Re: Working out the details of the steps of Ĥ.H ⟨Ĥ⟩ ⟨Ĥ⟩ <Ĥ> ⊢* Ĥ.Hqn

On 3/9/24 7:12 AM, olcott wrote:

On 3/9/2024 7:47 AM, immibis wrote:

On 8/03/24 22:34, olcott wrote:

And since H^ can "lie" to that embedded H^.H about what its description is, that H can't tell that it is part of an H^ computation that is simulating an H^ computation.

>
That subject must be postponed until after the Olcott refutation
of the exact Linz proof is either fully accepted by three people
or actual errors or gaps are found that cannot be addressed or
corrected.

>
It's accepted that the Linz proof doen't work on Olcott machines because the Linz proof is designed for Turing machines.
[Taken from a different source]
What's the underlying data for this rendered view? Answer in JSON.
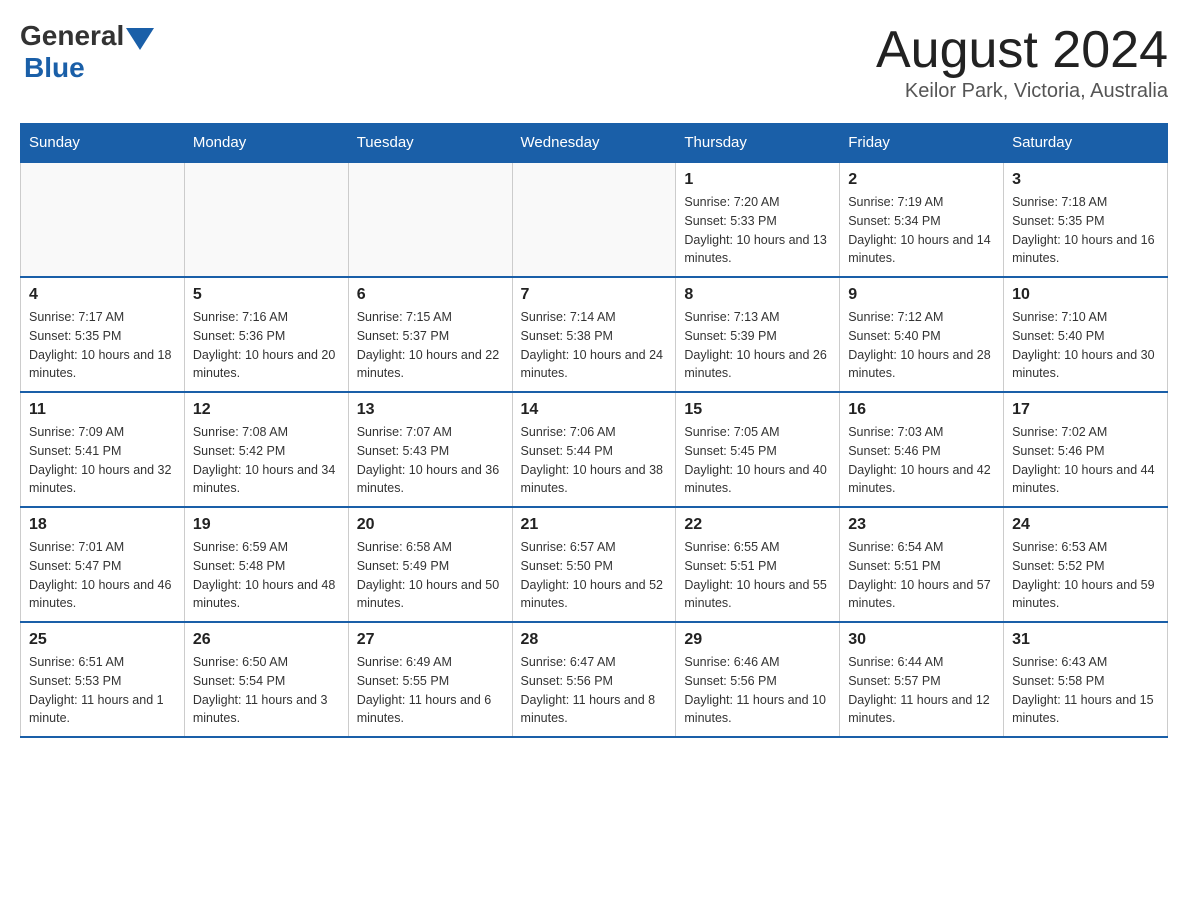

But you can't refute the Linz-immibis proof designed for Olcott machines, where H is lied to about its own description.

 I am not sure what Ĥ.H ⟨Ĥ⟩ ⟨Ĥ⟩ <H> would do except halt or fail to halt
and H ⟨Ĥ⟩ ⟨Ĥ⟩ <H> could see that.
 

Because if H simulates "long enough" to see the answer, that "long enough" will turn out to be FOREVER, since H^.H will do the same thing (BY DEFINITION)